Comunque a me piace occuparmi del mio giardino più che dell’erba del vicino. Ogni anno vado al Salone volentieri anche se è pieno di patacche tranquillamente evitabili. Per esempio vorrei capire perché trovo sempre mega stand di cui non si capisce che senso abbia la presenza (quelli di Zecca dello Stato, polizia e forze dell’ordine in genere, Grande Oriente e massonerie, Rai, Euroclub ecc) mentre i piccolissimi editori stanno in tavolini arrangiati negli angoli. Poi se uno vuole mangiare ci sono gli inumani chioschi Autogrill. Gli eventi dei big creano code bibliche, io mi chiedo la gente come fa, che inutile fatica, che spreco di energie. Dulcis in fundo, ovviamente, le intasatissime aree dei grandi editori, Mondazzoli & friends, frequentate evidentemente da chi non entra in una libreria da dieci anni, in questo caso allora sì che uno si chiede “perché pagare un biglietto per comprare dei libri” che puoi trovare comodamente quest’estate nei cestoni (appunto) dell’Autogrill?
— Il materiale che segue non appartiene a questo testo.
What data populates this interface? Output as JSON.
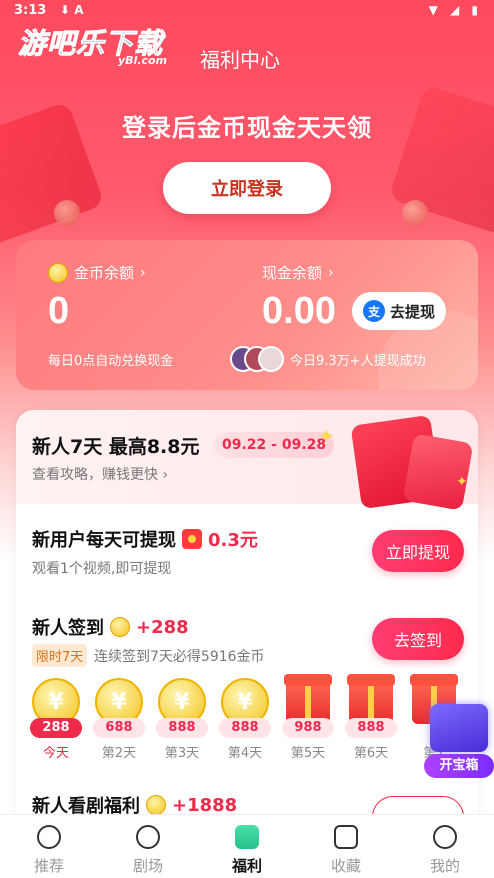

Immagino il motivo sia la grossa istituzionalità che questo evento prevede, ma allora qualunque altra città è buona. Se il Salone torinese potesse continuare lasciando ad altri le zavorre di cui sopra sarebbe eccezionale. Un evento magari più piccolo, dedicato ai libri e basta, con gli indipendenti e – se proprio non gli fa schifo – anche i major. Visitatori più curiosi, più “lettori”, meno richiamati dall’ansia del grande evento. Tutto più digeribile, senza le Rustichelle dei chioschi Autogrill accanto agli stand di libri di cucina con le gare tra chef.
Lo so, è un’utopia, un vagheggio tipico di chi vede troppi film di Cameron Crowe (Jerry Maguire nella sua famosa relazione programmatica proponeva: “fewer clients, less money”). Ma questa sì, sarebbe una direzione di gusto ottimamente torinese.
Sarebbe meglio, invece del Salone del Libro, un Salotto del Libro.
È ovvio che, vivendo a Torino, sto dalla parte di Torino. Ma non pretendo certo che la mia città sia numero 1 del libro o cose del genere. Semplicemente, se fosse colta l’occasione per rendere il Salone più coerente e meno ipertrofico, la manifestazione sarebbe più bella e allora chi se ne frega di quello che fanno gli altri, chi se ne frega del mega evento istituzionale. Se ne accorgerebbero tutti.
Salone is good, Salotto is better, a Torino is best.